Julgamento do Marco Civil da Internet preocupa Meta e IAB
O IAB Brasil publicou comunicado na tarde desta quinta-feira(12), manifestando-se contra as decisões recentes dos ministros do Supremo Tribunal Federal (STF) a respeito do julgamento do Artigo 19 do Marco Civil da Internet. A entidade que representa a publicidade digital, mostrou preocupação com o tema.
O ministro Luiz Fux votou a favor da responsabilização das big techs e empresas provedoras de redes sociais pelo conteúdo publicado. Antes, o ministro Dias Toffoli, votou para considerar inconstitucional o Artigo 19 do Marco Civil da Internet, que obrigaria as plataformas digitais, por exemplo, a retirar do ar conteúdos considerados ofensivos ou discriminatórios assim que forem notificadas, sem necessidade de aguardar uma decisão judicial. A votação sobre o tema ainda segue no STF.
Na visão do IAB Brasil, contudo, essa atribuição de “responsabilidade objetiva de provedores de aplicações em relação à distribuição de conteúdo de terceiros, sejam eles “impulsionados, recomendados ou moderados”, apresenta riscos e consequências adversas, “já que toda a publicidade digital, com ou sem uso de dados, utiliza essas técnicas”. Sobre esse ponto, o IAB destaca que no Marco Civil da Internet, a definição de “provedores de aplicações”, inclui não apenas as redes sociais famosas, como também todas as empresas que atuam como intermediárias na entrega de anúncios, como verificadores de segurança e sistemas de distribuição automatizada.
Na visão do IAB Brasil, esses aspectos da proposta “geram um efeito gravíssimo para o setor”, já que todas as empresas poderão ser responsabilizadas por cada anúncio veiculado em sua plataforma, mesmo sem meios técnicos ou operacionais para verificar a legitimidade das ofertas ou a conformidade legal do conteúdo publicitário de terceiros.

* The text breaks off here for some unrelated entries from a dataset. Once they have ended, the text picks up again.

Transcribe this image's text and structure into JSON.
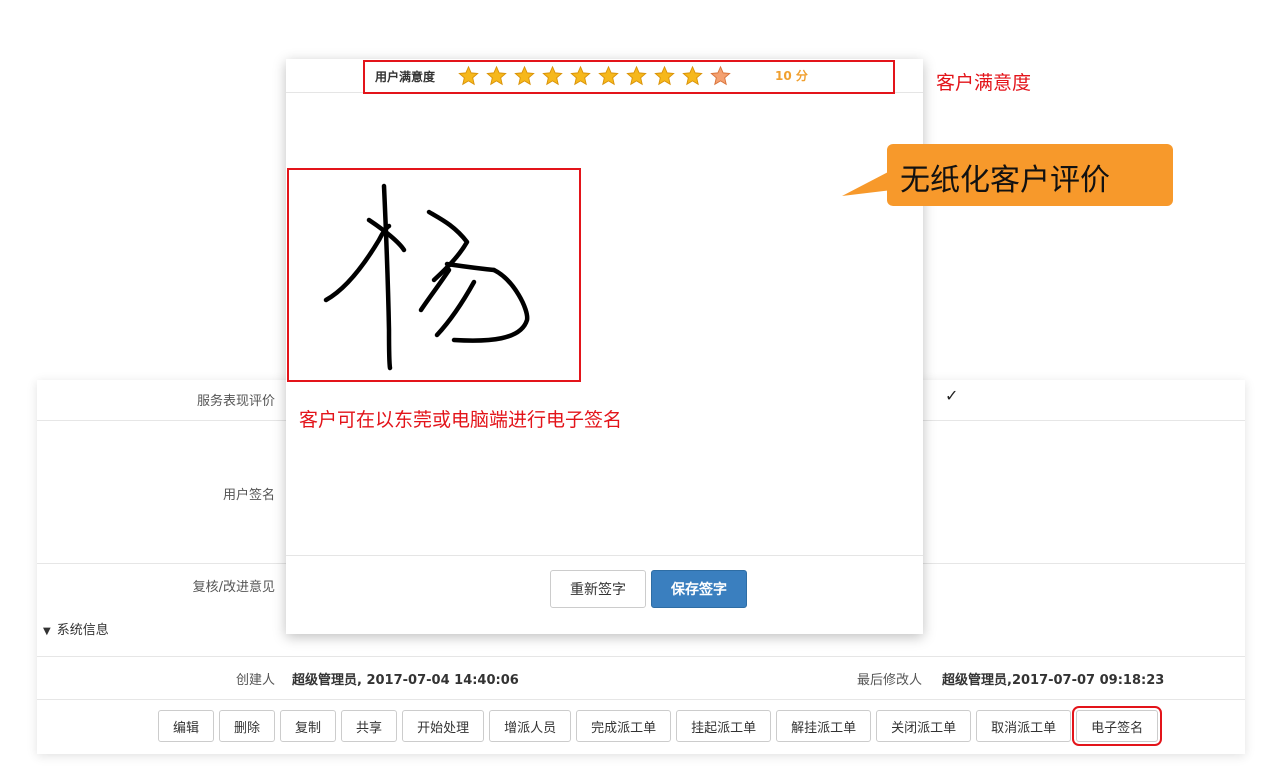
{
  "modal": {
    "rating_label": "用户满意度",
    "rating_value": 10,
    "rating_max": 10,
    "score_text": "10 分",
    "signature_note": "客户可在以东莞或电脑端进行电子签名",
    "reset_button": "重新签字",
    "save_button": "保存签字"
  },
  "annotations": {
    "satisfaction_label": "客户满意度",
    "callout_text": "无纸化客户评价"
  },
  "form": {
    "service_label": "服务表现评价",
    "check_prefix": "：",
    "check_mark": "✓",
    "sign_label": "用户签名",
    "review_label": "复核/改进意见",
    "system_info": "系统信息",
    "creator_label": "创建人",
    "creator_value": "超级管理员, 2017-07-04 14:40:06",
    "modifier_label": "最后修改人",
    "modifier_value": "超级管理员,2017-07-07 09:18:23"
  },
  "buttons": [
    {
      "label": "编辑",
      "name": "edit-button"
    },
    {
      "label": "删除",
      "name": "delete-button"
    },
    {
      "label": "复制",
      "name": "copy-button"
    },
    {
      "label": "共享",
      "name": "share-button"
    },
    {
      "label": "开始处理",
      "name": "start-processing-button"
    },
    {
      "label": "增派人员",
      "name": "add-staff-button"
    },
    {
      "label": "完成派工单",
      "name": "complete-order-button"
    },
    {
      "label": "挂起派工单",
      "name": "suspend-order-button"
    },
    {
      "label": "解挂派工单",
      "name": "resume-order-button"
    },
    {
      "label": "关闭派工单",
      "name": "close-order-button"
    },
    {
      "label": "取消派工单",
      "name": "cancel-order-button"
    },
    {
      "label": "电子签名",
      "name": "e-signature-button"
    }
  ],
  "colors": {
    "accent_red": "#e3141a",
    "callout_orange": "#f7992b",
    "primary_blue": "#3a7fbf",
    "star_gold": "#f6b81c"
  }
}
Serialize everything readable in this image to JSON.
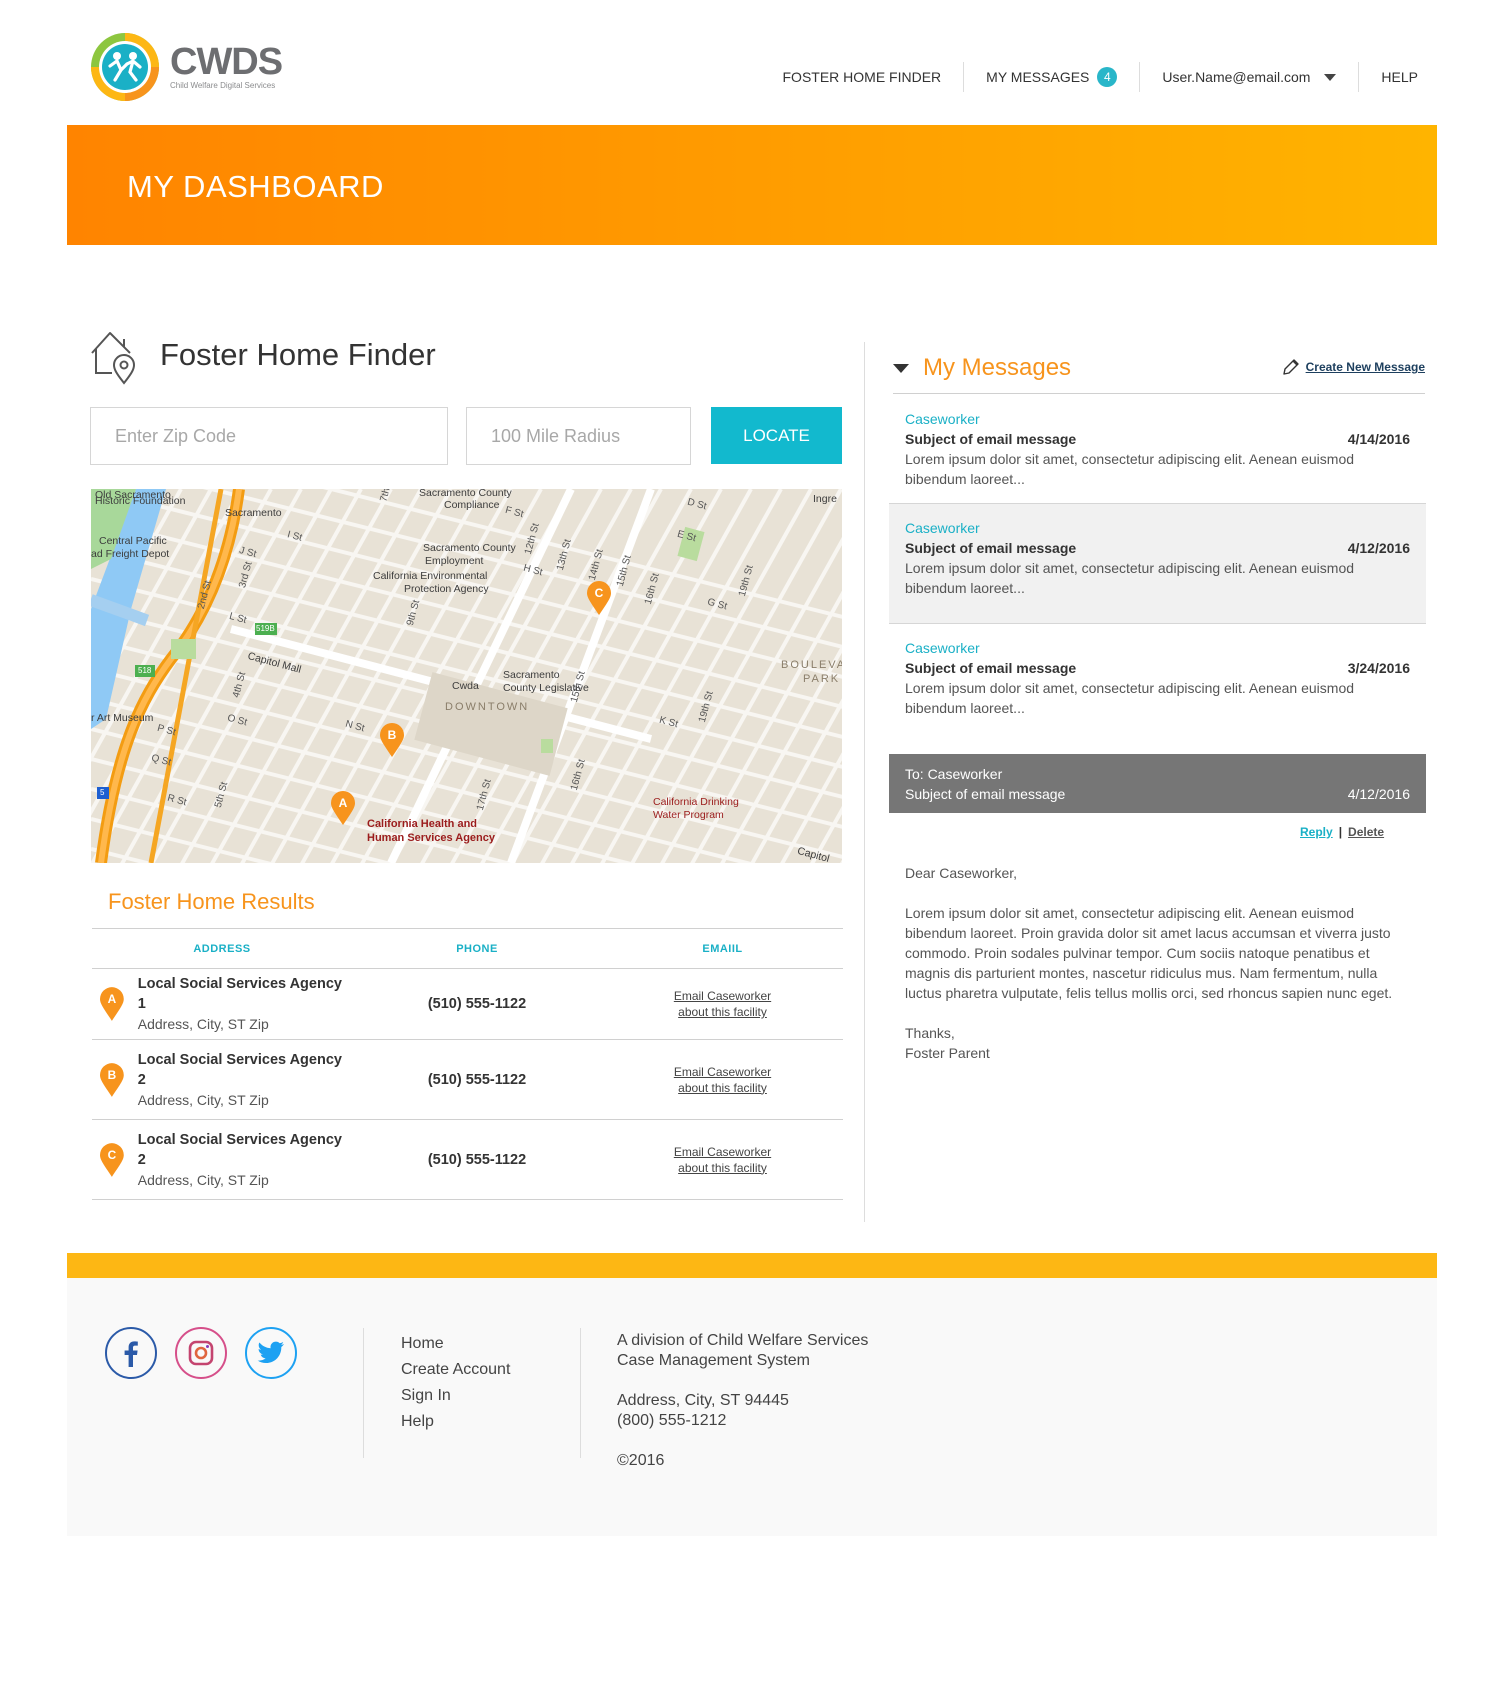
{
  "brand": {
    "name": "CWDS",
    "tagline": "Child Welfare Digital Services"
  },
  "nav": {
    "finder": "FOSTER HOME FINDER",
    "messages": "MY MESSAGES",
    "messages_count": "4",
    "user": "User.Name@email.com",
    "help": "HELP"
  },
  "banner": {
    "title": "MY DASHBOARD"
  },
  "finder": {
    "title": "Foster Home Finder",
    "zip_placeholder": "Enter Zip Code",
    "radius_placeholder": "100 Mile Radius",
    "locate_label": "LOCATE",
    "map": {
      "labels": {
        "historic": "Historic Foundation",
        "old_sac": "Old Sacramento",
        "sacramento": "Sacramento",
        "county_compliance_1": "Sacramento County",
        "county_compliance_2": "Compliance",
        "central_pacific_1": "Central Pacific",
        "central_pacific_2": "ad Freight Depot",
        "county_employment_1": "Sacramento County",
        "county_employment_2": "Employment",
        "env_1": "California Environmental",
        "env_2": "Protection Agency",
        "capitol_mall": "Capitol Mall",
        "cwda": "Cwda",
        "county_leg_1": "Sacramento",
        "county_leg_2": "County Legislative",
        "downtown": "DOWNTOWN",
        "art_museum": "r Art Museum",
        "boulevard_1": "BOULEVA",
        "boulevard_2": "PARK",
        "ingre": "Ingre",
        "chhs_1": "California Health and",
        "chhs_2": "Human Services Agency",
        "water_1": "California Drinking",
        "water_2": "Water Program",
        "capitol": "Capitol",
        "hwy_519b": "519B",
        "hwy_518": "518",
        "hwy_5": "5"
      },
      "streets": {
        "s2nd": "2nd St",
        "s3rd": "3rd St",
        "s4th": "4th St",
        "s5th": "5th St",
        "s7th": "7th",
        "s9th": "9th St",
        "s12th": "12th St",
        "s13th": "13th St",
        "s14th": "14th St",
        "s15th_a": "15th St",
        "s15th_b": "15th St",
        "s16th_a": "16th St",
        "s16th_b": "16th St",
        "s17th": "17th St",
        "s19th_a": "19th St",
        "s19th_b": "19th St",
        "j": "J St",
        "i": "I St",
        "h": "H St",
        "k": "K St",
        "l": "L St",
        "n": "N St",
        "o": "O St",
        "p": "P St",
        "q": "Q St",
        "r": "R St",
        "d": "D St",
        "e": "E St",
        "f": "F St",
        "g": "G St"
      },
      "pins": [
        "A",
        "B",
        "C"
      ]
    }
  },
  "results": {
    "title": "Foster Home Results",
    "columns": {
      "address": "ADDRESS",
      "phone": "PHONE",
      "email": "EMAIIL"
    },
    "rows": [
      {
        "pin": "A",
        "name": "Local Social Services Agency 1",
        "address": "Address, City, ST Zip",
        "phone": "(510) 555-1122",
        "email_1": "Email Caseworker",
        "email_2": "about this facility"
      },
      {
        "pin": "B",
        "name": "Local Social Services Agency 2",
        "address": "Address, City, ST Zip",
        "phone": "(510) 555-1122",
        "email_1": "Email Caseworker",
        "email_2": "about this facility"
      },
      {
        "pin": "C",
        "name": "Local Social Services Agency 2",
        "address": "Address, City, ST Zip",
        "phone": "(510) 555-1122",
        "email_1": "Email Caseworker",
        "email_2": "about this facility"
      }
    ]
  },
  "messages": {
    "title": "My Messages",
    "create_label": "Create New Message",
    "items": [
      {
        "from": "Caseworker",
        "subject": "Subject of email message",
        "date": "4/14/2016",
        "preview_1": "Lorem ipsum dolor sit amet, consectetur adipiscing elit. Aenean euismod",
        "preview_2": "bibendum laoreet..."
      },
      {
        "from": "Caseworker",
        "subject": "Subject of email message",
        "date": "4/12/2016",
        "preview_1": "Lorem ipsum dolor sit amet, consectetur adipiscing elit. Aenean euismod",
        "preview_2": "bibendum laoreet..."
      },
      {
        "from": "Caseworker",
        "subject": "Subject of email message",
        "date": "3/24/2016",
        "preview_1": "Lorem ipsum dolor sit amet, consectetur adipiscing elit. Aenean euismod",
        "preview_2": "bibendum laoreet..."
      }
    ],
    "open": {
      "to": "To: Caseworker",
      "subject": "Subject of email message",
      "date": "4/12/2016",
      "reply_label": "Reply",
      "separator": "|",
      "delete_label": "Delete",
      "greeting": "Dear Caseworker,",
      "body": "Lorem ipsum dolor sit amet, consectetur adipiscing elit. Aenean euismod bibendum laoreet. Proin gravida dolor sit amet lacus accumsan et viverra justo commodo. Proin sodales pulvinar tempor. Cum sociis natoque penatibus et magnis dis parturient montes, nascetur ridiculus mus. Nam fermentum, nulla luctus pharetra vulputate, felis tellus mollis orci, sed rhoncus sapien nunc eget.",
      "closing": "Thanks,",
      "signature": "Foster Parent"
    }
  },
  "footer": {
    "links": [
      "Home",
      "Create Account",
      "Sign In",
      "Help"
    ],
    "division_1": "A division of Child Welfare Services",
    "division_2": "Case Management System",
    "address": "Address, City, ST 94445",
    "phone": "(800) 555-1212",
    "copyright": "©2016"
  },
  "colors": {
    "accent_orange": "#f7941d",
    "banner_start": "#ff8400",
    "banner_end": "#ffb400",
    "teal": "#12b9ce",
    "footer_bar": "#fdb714"
  },
  "icons": {
    "logo": "cwds-logo-icon",
    "finder": "house-pin-icon",
    "compose": "pencil-icon",
    "social": [
      "facebook-icon",
      "instagram-icon",
      "twitter-icon"
    ]
  }
}
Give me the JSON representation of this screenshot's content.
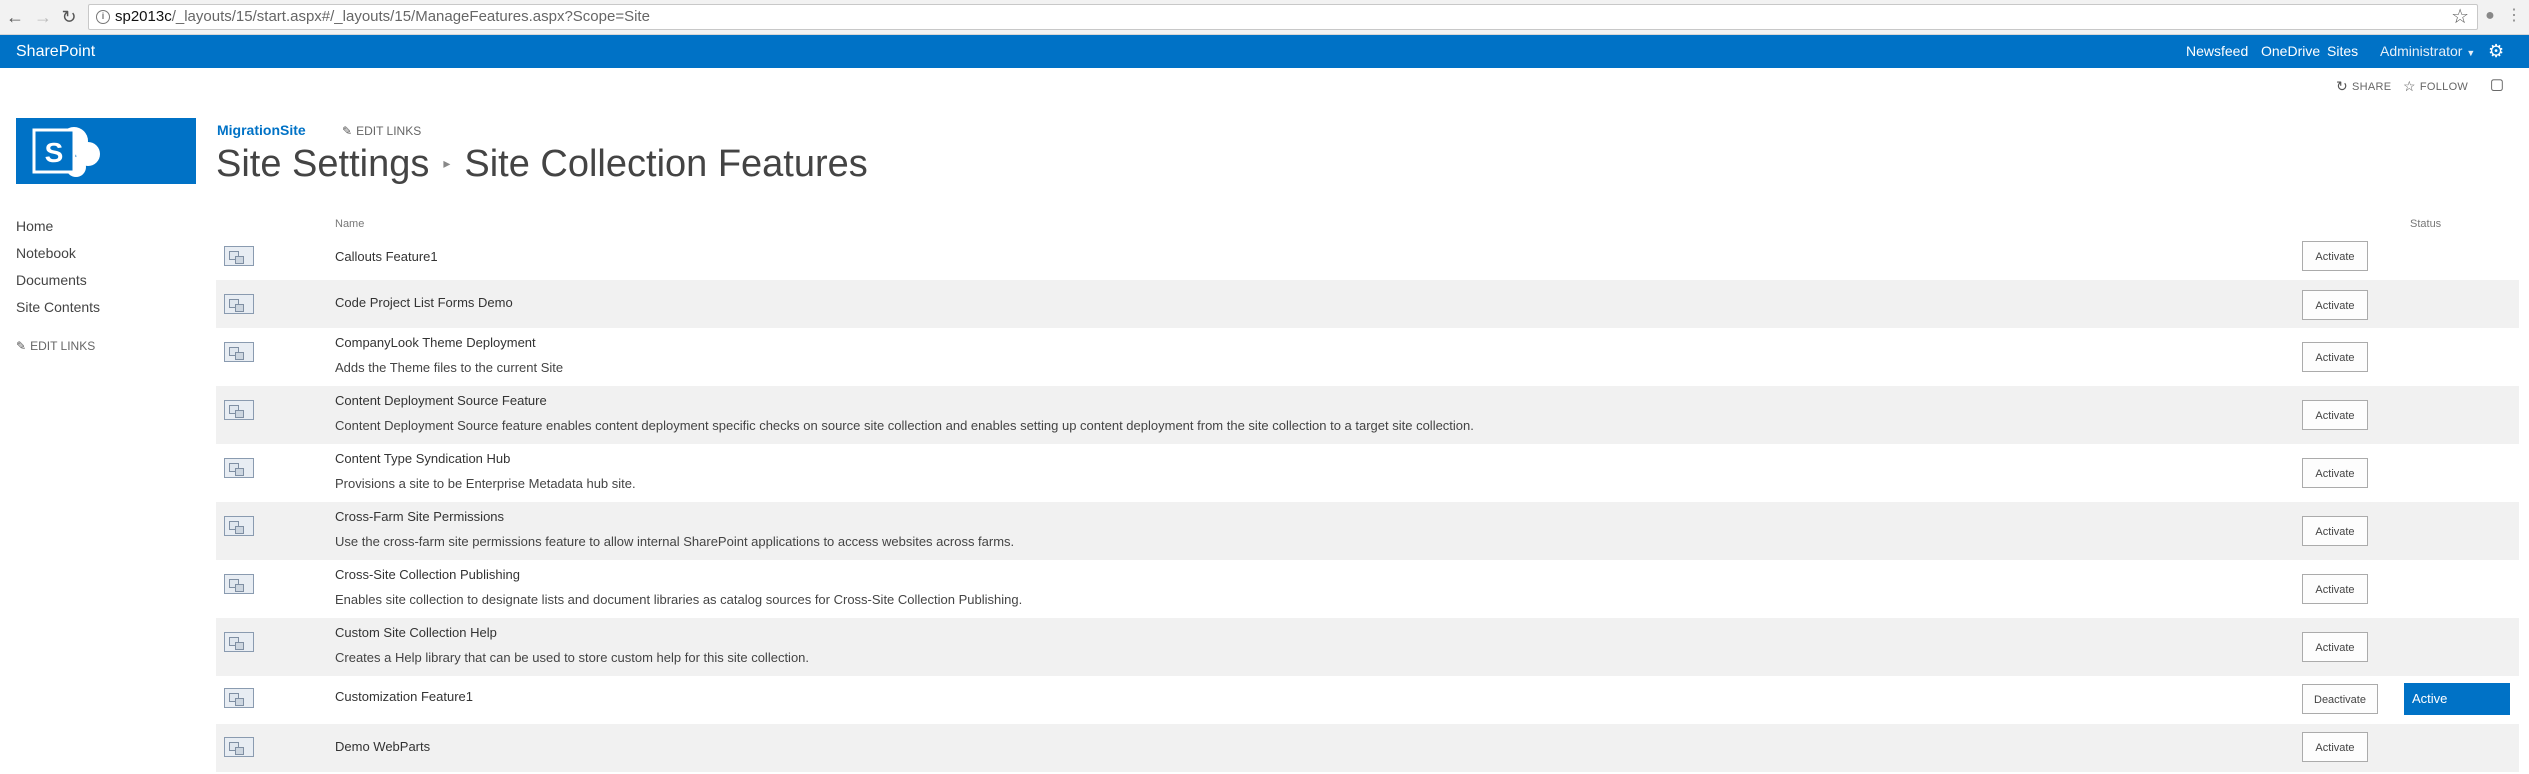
{
  "browser": {
    "url_host": "sp2013c",
    "url_path": "/_layouts/15/start.aspx#/_layouts/15/ManageFeatures.aspx?Scope=Site"
  },
  "suite": {
    "brand": "SharePoint",
    "links": [
      "Newsfeed",
      "OneDrive",
      "Sites"
    ],
    "user": "Administrator"
  },
  "actions": {
    "share": "SHARE",
    "follow": "FOLLOW"
  },
  "header": {
    "site_name": "MigrationSite",
    "edit_links": "EDIT LINKS",
    "title_parent": "Site Settings",
    "title_current": "Site Collection Features"
  },
  "quick_launch": {
    "items": [
      "Home",
      "Notebook",
      "Documents",
      "Site Contents"
    ],
    "edit_links": "EDIT LINKS"
  },
  "table": {
    "col_name": "Name",
    "col_status": "Status",
    "features": [
      {
        "title": "Callouts Feature1",
        "description": "",
        "button": "Activate",
        "status": ""
      },
      {
        "title": "Code Project List Forms Demo",
        "description": "",
        "button": "Activate",
        "status": ""
      },
      {
        "title": "CompanyLook Theme Deployment",
        "description": "Adds the Theme files to the current Site",
        "button": "Activate",
        "status": ""
      },
      {
        "title": "Content Deployment Source Feature",
        "description": "Content Deployment Source feature enables content deployment specific checks on source site collection and enables setting up content deployment from the site collection to a target site collection.",
        "button": "Activate",
        "status": ""
      },
      {
        "title": "Content Type Syndication Hub",
        "description": "Provisions a site to be Enterprise Metadata hub site.",
        "button": "Activate",
        "status": ""
      },
      {
        "title": "Cross-Farm Site Permissions",
        "description": "Use the cross-farm site permissions feature to allow internal SharePoint applications to access websites across farms.",
        "button": "Activate",
        "status": ""
      },
      {
        "title": "Cross-Site Collection Publishing",
        "description": "Enables site collection to designate lists and document libraries as catalog sources for Cross-Site Collection Publishing.",
        "button": "Activate",
        "status": ""
      },
      {
        "title": "Custom Site Collection Help",
        "description": "Creates a Help library that can be used to store custom help for this site collection.",
        "button": "Activate",
        "status": ""
      },
      {
        "title": "Customization Feature1",
        "description": "",
        "button": "Deactivate",
        "status": "Active"
      },
      {
        "title": "Demo WebParts",
        "description": "",
        "button": "Activate",
        "status": ""
      }
    ]
  }
}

A Meta também mostrou preocupação com o tema. “Nenhuma grande democracia no mundo jamais tentou implementar um regime de responsabilidade para plataformas digitais semelhante ao que foi sugerido até aqui no julgamento no STF”, diz nota desta quinta-feira (12), que cita na sequência regras da União Europeia, dos Estados Unidos e da Alemanha. A empresa, dona do Facebook, Instagram e WhatsApp, diz que apoia a atualização das regras da internet, mas acrescenta que “com diretrizes claras para enfrentar os desafios mais substanciais da sociedade”. Caso seja aprovado, a Meta acredita que as plataformas digitais seriam sujeitas a um regime amplo de notificação e remoção e, ao mesmo tempo, poderiam ser responsabilizadas por praticamente todos os tipos de conteúdo mesmo sem que tenham sido notificadas”, diz a nota. Com informações da Folha de São Paulo.